On 7/28/05, dpk <dpk at dpk.net> wrote:
> Woah. Well, I guess I didn't try *everything*. Removing "device acpi" from
> the kernel config leaves me witih a PAE+SMP kernel that works fine. I can
> fetch files at wire speed and everything.
> 
> So, I guess this issue is closed. acpi was the ultimate culprit.
> 
> On Thu, 28 Jul 2005, dpk wrote:
> 
> > By the way, I also compared GENERIC performance against GENERIC w/
> > "options SMP" added, and had the same results.
> >
> > On Wed, 27 Jul 2005, dpk wrote:
> >
> > > We just received several SuperMicro servers, 3.0Ghz Xeon x 2, 4GB RAM.

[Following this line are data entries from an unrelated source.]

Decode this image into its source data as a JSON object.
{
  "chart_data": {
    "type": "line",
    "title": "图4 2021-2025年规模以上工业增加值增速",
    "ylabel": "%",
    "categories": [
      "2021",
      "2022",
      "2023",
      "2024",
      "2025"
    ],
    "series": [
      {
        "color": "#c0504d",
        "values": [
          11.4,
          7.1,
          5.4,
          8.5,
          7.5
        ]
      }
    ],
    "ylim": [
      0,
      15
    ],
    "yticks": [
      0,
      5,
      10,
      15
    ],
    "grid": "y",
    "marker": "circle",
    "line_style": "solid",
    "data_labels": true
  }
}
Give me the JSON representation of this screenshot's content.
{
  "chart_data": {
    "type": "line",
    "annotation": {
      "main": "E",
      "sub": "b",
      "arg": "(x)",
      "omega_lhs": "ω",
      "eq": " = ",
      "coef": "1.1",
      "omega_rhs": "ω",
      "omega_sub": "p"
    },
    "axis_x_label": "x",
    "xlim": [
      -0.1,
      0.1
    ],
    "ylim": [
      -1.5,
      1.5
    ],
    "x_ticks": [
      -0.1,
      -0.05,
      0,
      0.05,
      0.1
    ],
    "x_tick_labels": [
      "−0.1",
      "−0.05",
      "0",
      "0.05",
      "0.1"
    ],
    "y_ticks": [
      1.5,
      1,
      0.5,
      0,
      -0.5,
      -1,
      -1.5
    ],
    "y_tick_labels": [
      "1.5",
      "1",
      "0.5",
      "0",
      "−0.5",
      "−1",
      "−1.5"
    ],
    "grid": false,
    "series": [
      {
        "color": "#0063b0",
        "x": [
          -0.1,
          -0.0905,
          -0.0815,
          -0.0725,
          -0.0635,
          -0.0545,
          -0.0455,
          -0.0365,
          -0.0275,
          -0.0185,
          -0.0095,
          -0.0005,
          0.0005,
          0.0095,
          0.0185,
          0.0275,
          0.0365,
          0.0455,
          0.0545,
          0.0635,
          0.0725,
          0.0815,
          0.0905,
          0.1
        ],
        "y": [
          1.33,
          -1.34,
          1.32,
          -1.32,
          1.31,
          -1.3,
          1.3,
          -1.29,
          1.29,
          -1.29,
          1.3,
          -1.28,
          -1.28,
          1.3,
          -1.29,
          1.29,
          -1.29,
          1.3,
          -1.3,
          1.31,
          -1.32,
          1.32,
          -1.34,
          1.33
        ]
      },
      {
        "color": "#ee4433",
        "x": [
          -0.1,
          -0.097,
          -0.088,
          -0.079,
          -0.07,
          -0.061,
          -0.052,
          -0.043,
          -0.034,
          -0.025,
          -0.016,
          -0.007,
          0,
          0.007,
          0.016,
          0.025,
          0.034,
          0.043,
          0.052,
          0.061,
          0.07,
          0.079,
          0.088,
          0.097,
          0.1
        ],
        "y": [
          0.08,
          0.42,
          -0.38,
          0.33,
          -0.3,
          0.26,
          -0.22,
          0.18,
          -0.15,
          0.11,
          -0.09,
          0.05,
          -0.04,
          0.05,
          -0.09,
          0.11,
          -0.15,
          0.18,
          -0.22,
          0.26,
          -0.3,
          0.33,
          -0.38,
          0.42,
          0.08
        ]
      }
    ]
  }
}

> > > They're using the em driver and the ports are set to 1000Mbit (we also
> > > tried 100Mbit/full duplex on the card and on the switch). They're running
> > > FreeBSD 5.4.
> > >
> > > I ran a steady ping on a couple of them while they were running "GENERIC",
> > > and then rebooted them with a kernel built with the "PAE" kernel included
> > > with the installation, with "option SMP" added.
> > >
> > > The PAE-SMP-GENERIC kernel was built after cvsup'ing with "tag=RELENG_5_4"

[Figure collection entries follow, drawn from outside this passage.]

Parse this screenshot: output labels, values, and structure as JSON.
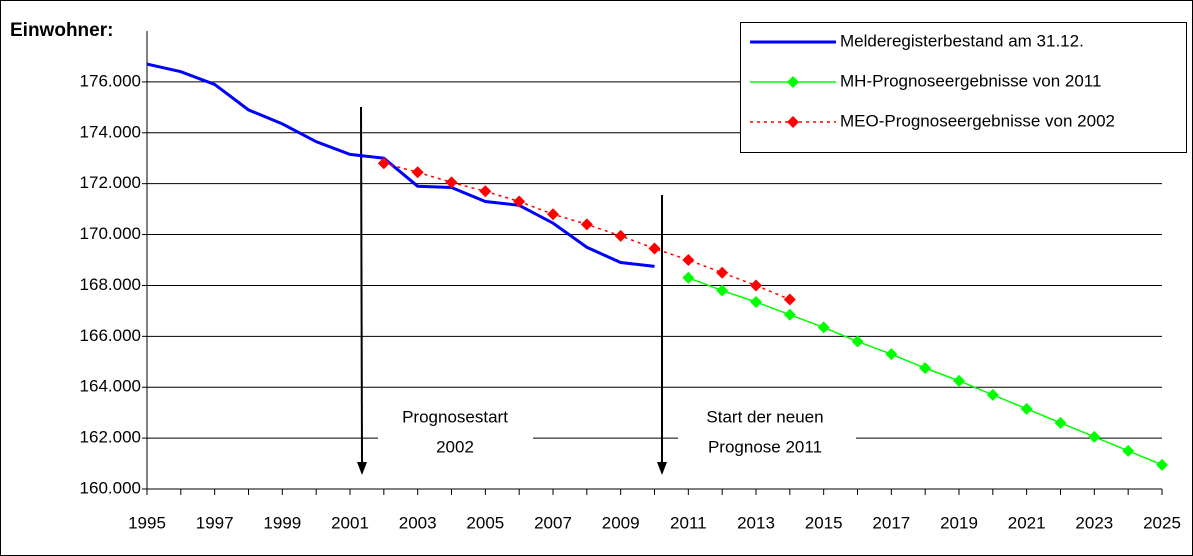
{
  "chart_data": {
    "type": "line",
    "title": "Einwohner:",
    "x": [
      1995,
      1996,
      1997,
      1998,
      1999,
      2000,
      2001,
      2002,
      2003,
      2004,
      2005,
      2006,
      2007,
      2008,
      2009,
      2010,
      2011,
      2012,
      2013,
      2014,
      2015,
      2016,
      2017,
      2018,
      2019,
      2020,
      2021,
      2022,
      2023,
      2024,
      2025
    ],
    "series": [
      {
        "name": "Melderegisterbestand am 31.12.",
        "color": "#0000ff",
        "style": "solid",
        "marker": false,
        "values": [
          176700,
          176400,
          175900,
          174900,
          174350,
          173650,
          173150,
          173000,
          171900,
          171850,
          171300,
          171150,
          170450,
          169500,
          168900,
          168750,
          null,
          null,
          null,
          null,
          null,
          null,
          null,
          null,
          null,
          null,
          null,
          null,
          null,
          null,
          null
        ]
      },
      {
        "name": "MH-Prognoseergebnisse von 2011",
        "color": "#00ff00",
        "style": "solid",
        "marker": true,
        "values": [
          null,
          null,
          null,
          null,
          null,
          null,
          null,
          null,
          null,
          null,
          null,
          null,
          null,
          null,
          null,
          null,
          168300,
          167800,
          167350,
          166850,
          166350,
          165800,
          165300,
          164750,
          164250,
          163700,
          163150,
          162600,
          162050,
          161500,
          160950
        ]
      },
      {
        "name": "MEO-Prognoseergebnisse von 2002",
        "color": "#ff0000",
        "style": "dotted",
        "marker": true,
        "values": [
          null,
          null,
          null,
          null,
          null,
          null,
          null,
          172800,
          172450,
          172050,
          171700,
          171300,
          170800,
          170400,
          169950,
          169450,
          169000,
          168500,
          168000,
          167450,
          null,
          null,
          null,
          null,
          null,
          null,
          null,
          null,
          null,
          null,
          null
        ]
      }
    ],
    "xlim": [
      1995,
      2025
    ],
    "xticks": [
      1995,
      1997,
      1999,
      2001,
      2003,
      2005,
      2007,
      2009,
      2011,
      2013,
      2015,
      2017,
      2019,
      2021,
      2023,
      2025
    ],
    "ylim": [
      160000,
      178000
    ],
    "yticks": [
      {
        "value": 160000,
        "label": "160.000"
      },
      {
        "value": 162000,
        "label": "162.000"
      },
      {
        "value": 164000,
        "label": "164.000"
      },
      {
        "value": 166000,
        "label": "166.000"
      },
      {
        "value": 168000,
        "label": "168.000"
      },
      {
        "value": 170000,
        "label": "170.000"
      },
      {
        "value": 172000,
        "label": "172.000"
      },
      {
        "value": 174000,
        "label": "174.000"
      },
      {
        "value": 176000,
        "label": "176.000"
      }
    ],
    "grid": true,
    "annotations": [
      [
        "Prognosestart",
        "2002"
      ],
      [
        "Start der neuen",
        "Prognose 2011"
      ]
    ]
  }
}
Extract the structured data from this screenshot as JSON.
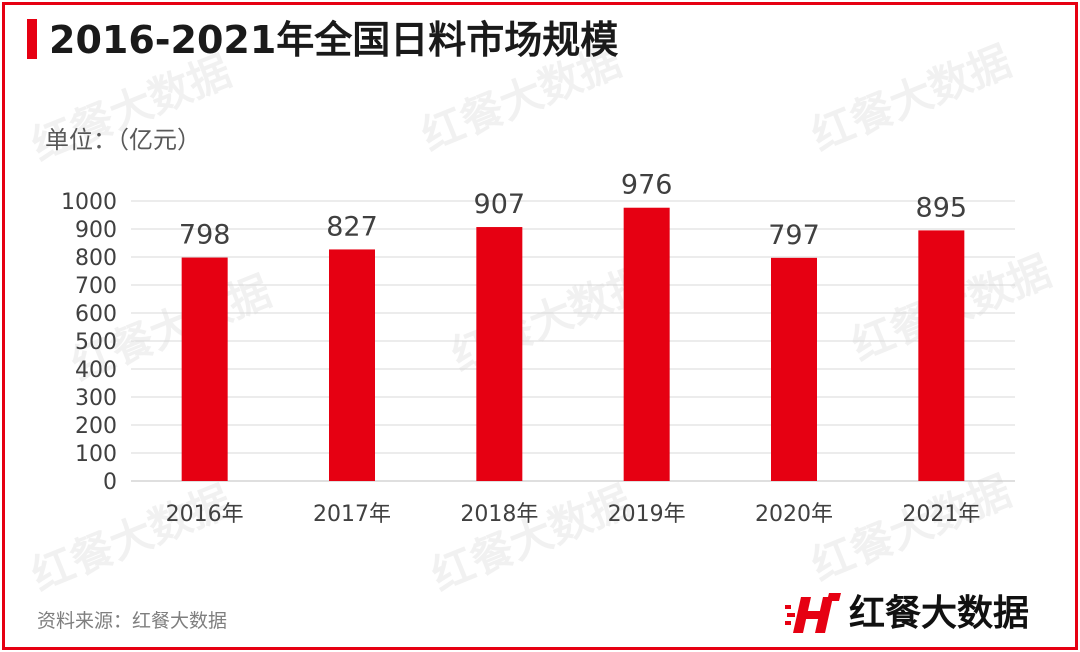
{
  "header": {
    "title": "2016-2021年全国日料市场规模"
  },
  "unit_label": "单位：（亿元）",
  "source": "资料来源：红餐大数据",
  "brand": {
    "name": "红餐大数据",
    "logo_icon": "red-h-logo-icon"
  },
  "watermark": "红餐大数据",
  "colors": {
    "accent": "#e60012",
    "bar": "#e60012",
    "grid": "#d9d9d9",
    "text": "#404040"
  },
  "chart_data": {
    "type": "bar",
    "title": "2016-2021年全国日料市场规模",
    "categories": [
      "2016年",
      "2017年",
      "2018年",
      "2019年",
      "2020年",
      "2021年"
    ],
    "values": [
      798,
      827,
      907,
      976,
      797,
      895
    ],
    "ylabel": "单位：（亿元）",
    "ylim": [
      0,
      1000
    ],
    "yticks": [
      0,
      100,
      200,
      300,
      400,
      500,
      600,
      700,
      800,
      900,
      1000
    ],
    "grid": true,
    "legend": "none"
  }
}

> > > and the uname reports "5.4-RELEASE-p5".
> > >
> > > Here are the ping results:
> > >
> > > GENERIC:
> > >
> > > 117 packets transmitted, 117 packets received, 0% packet loss
> > > round-trip min/avg/max/stddev = 0.451/0.554/0.856/0.059 ms
> > >
> > > PAE-SMP-GENERIC:
> > >
> > > 102 packets transmitted, 102 packets received, 0% packet loss
> > > round-trip min/avg/max/stddev = 0.569/4.262/7.944/2.065 ms
> > >
> > > Fetching a 637MB ISO from a local server, also on 100/FDX:
> > >
> > > GENERIC:
> > >
> > > /dev/null                                     100% of  637 MB   10 MBps 00m00s
> > >
> > > real    0m58.071s
> > > user    0m1.954s
> > > sys     0m6.278s
> > >
> > > PAE-SMP-GENERIC:
> > >
> > > /dev/null                                     100% of  637 MB 5764 kBps 00m00s
> > >
> > > real    1m53.324s
> > > user    0m1.478s
> > > sys     0m5.624s
> > >
> > > Running GENERIC, systat shows about 7000 interrupts/second, and around 600
> > > interrupts/second using PAE-SMP-GENERIC, while fetch was running.
> > >
> > > I've checked the errata and hardware notes, as well as gnats, and was not
> > > able to find anything that explains or matches this behavior. We've run
> > > SMP servers for years, using 4.5-4.11, but we've never seen the network
> > > performance cut in half (or pings go up 10x).
> > >
> > > Removing "option SMP" makes the problem go away, but at a very significant
> > > performance cost obviously.
> > >
> > > Could it be something from -p5? Is this explained/examined in a PR I've
> > > missed, and if so can I add some information?